Deformation metrics discussed in the abstract

  • The authors report extreme bending (~180°) with elastic recovery on unloading and discuss bond reconstruction under bending while preserving recoverability (abstract).

Protocol details not in the short extract

  • Electron dose, strain rate, and tip–sample contact mechanics are not recoverable from the checked-in _p1–2 extract—use the J. Phys. Chem. C article at pdf_path for quantitative loading conditions.
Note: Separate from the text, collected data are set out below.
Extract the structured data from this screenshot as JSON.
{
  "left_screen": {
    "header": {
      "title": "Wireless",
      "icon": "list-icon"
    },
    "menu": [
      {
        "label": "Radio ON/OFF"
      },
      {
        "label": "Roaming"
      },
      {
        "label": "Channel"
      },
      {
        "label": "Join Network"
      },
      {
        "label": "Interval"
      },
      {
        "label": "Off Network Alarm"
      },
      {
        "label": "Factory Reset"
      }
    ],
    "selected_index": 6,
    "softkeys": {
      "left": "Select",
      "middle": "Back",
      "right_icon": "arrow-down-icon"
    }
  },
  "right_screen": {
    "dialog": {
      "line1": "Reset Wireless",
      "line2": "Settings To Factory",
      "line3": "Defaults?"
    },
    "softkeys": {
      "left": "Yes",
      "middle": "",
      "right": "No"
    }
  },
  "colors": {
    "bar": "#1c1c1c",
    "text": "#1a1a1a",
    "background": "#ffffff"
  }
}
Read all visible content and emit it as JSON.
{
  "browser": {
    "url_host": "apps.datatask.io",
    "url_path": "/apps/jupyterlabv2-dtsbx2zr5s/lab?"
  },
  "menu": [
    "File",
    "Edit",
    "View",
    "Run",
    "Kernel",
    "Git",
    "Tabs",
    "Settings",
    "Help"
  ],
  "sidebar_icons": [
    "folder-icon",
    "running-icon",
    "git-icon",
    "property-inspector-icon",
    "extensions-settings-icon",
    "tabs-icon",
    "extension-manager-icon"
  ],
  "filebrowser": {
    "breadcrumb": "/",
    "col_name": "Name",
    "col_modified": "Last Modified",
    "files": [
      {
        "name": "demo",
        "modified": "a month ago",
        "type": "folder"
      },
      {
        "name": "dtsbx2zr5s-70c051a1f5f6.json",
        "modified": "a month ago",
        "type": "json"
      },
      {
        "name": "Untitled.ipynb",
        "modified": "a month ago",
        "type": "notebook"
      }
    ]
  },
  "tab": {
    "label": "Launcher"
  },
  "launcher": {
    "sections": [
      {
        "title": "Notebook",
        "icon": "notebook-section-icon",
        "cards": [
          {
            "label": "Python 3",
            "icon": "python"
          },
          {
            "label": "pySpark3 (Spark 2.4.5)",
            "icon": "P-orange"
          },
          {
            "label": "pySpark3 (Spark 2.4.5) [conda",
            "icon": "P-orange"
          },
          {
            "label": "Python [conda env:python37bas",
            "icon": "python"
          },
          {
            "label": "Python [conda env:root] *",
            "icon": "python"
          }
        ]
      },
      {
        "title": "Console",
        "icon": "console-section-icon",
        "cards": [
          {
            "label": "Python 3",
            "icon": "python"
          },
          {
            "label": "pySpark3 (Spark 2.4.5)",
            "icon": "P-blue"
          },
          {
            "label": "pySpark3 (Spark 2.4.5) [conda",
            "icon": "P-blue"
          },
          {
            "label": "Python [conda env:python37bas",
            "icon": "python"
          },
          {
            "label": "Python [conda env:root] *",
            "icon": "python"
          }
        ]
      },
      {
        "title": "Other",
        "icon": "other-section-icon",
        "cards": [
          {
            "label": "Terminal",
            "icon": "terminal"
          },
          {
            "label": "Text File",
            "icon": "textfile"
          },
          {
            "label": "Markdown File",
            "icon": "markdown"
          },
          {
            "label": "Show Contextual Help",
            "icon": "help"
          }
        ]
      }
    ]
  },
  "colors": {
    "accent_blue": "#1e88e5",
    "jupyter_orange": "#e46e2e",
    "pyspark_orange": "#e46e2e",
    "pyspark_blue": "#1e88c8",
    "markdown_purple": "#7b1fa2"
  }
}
Atomistic simulation (this publication)

  • MD application: N/A — this work reports in situ TEM mechanics of MoS₂, not production MD, AIMD, or ReaxFF trajectories (papers/ReaxFF_others/Casillas_MoS2_JPCC_2015.pdf).
  • Force-field training: N/A — not applicable.
  • Static QM / DFT: N/A — not the primary methodology described in the abstract-level material indexed here.

Findings

  • Sheets sustain bending approaching ~180° yet elastically recover their initial morphology when the tip retracts, indicating reversible large-strain deformation.
  • In situ evidence points to bond reconstruction during bending while retaining recoverability of the prismatic lattice upon unloading.
  • Trilayer sheets remain similarly flexible to monolayer in this setup, but the bending modulus inferred in the authors’ analysis rises by ~three orders of magnitude with thickness, consistent with literature elastic models cited in the paper.
  • Implication: apparent softness under bending can coexist with large modulus values extracted from different deformation metrics—motivating careful definition of strain and layer sliding when comparing to simulation.

Limitations

  • Electron beam effects and small sample statistics; theory comparisons rely on external calculations.
  • In situ loading may differ from macroscopic nanoindentation strain rates; layer count assignments from TEM carry uncertainty when contrast is low.
  • Residual stress from sample preparation can bias measured elastic response compared to free-standing mechanics tests.

Relevance to group

2D sulfide mechanics context for TMD simulation papers; no van Duin authorship—present as corpus experimental reference.